12:02 am. *sigh*. I have to get up for work at 5 am, so why am I still up you might ask? b/c nature apparently wants me to get used to having no sleep, so it's started waking me up in the middle of the night and laughing at me. Tonight- heartburn- severe severe heartburn, the likes of which i've never known before.
so now i'm rambling since i'm tired and delirious. I had several people tell me they were certain I was going to have the baby this past weekend. They were wrong, I'm still pregnant. and it's getting to the point where I think I'll be pregnant forever. I haven't had any contractions really since the Friday where I was in false labor. My belly is super tight and uncomfortable, as is everything else on my body right now, but no contractions. I'm anxious to see what they say at my doctor's appt on Thursday.

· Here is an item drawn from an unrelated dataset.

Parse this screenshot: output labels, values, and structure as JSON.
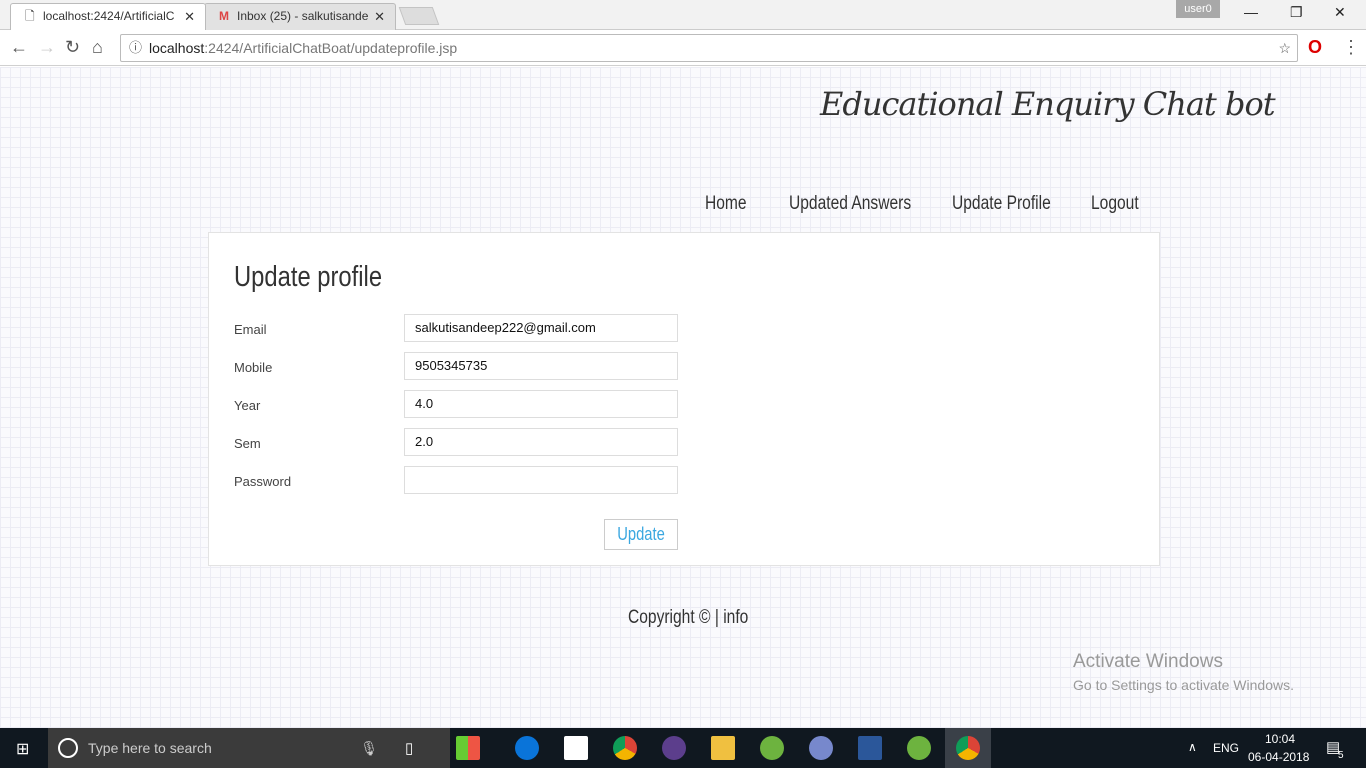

Surprisingly, I'm pretty calm about everything. I'm not nervous about labor or the baby coming home, I'm just anxious since I have no clue when it will happen. Oh- and I'm jealous that while I'm stuck on the couch after midnight nursing some serious heartburn, Joe is sleeping peacefully in the bedroom and has no clue that I'm even awake. It's probably slightly mean and evil, but part of me can't wait until Noah's here b/c at least then Joe will have to get up in the middle of the night too.
I'm going to go play some online games and hope they make me so exhausted that I can catch another hour or so of sleep.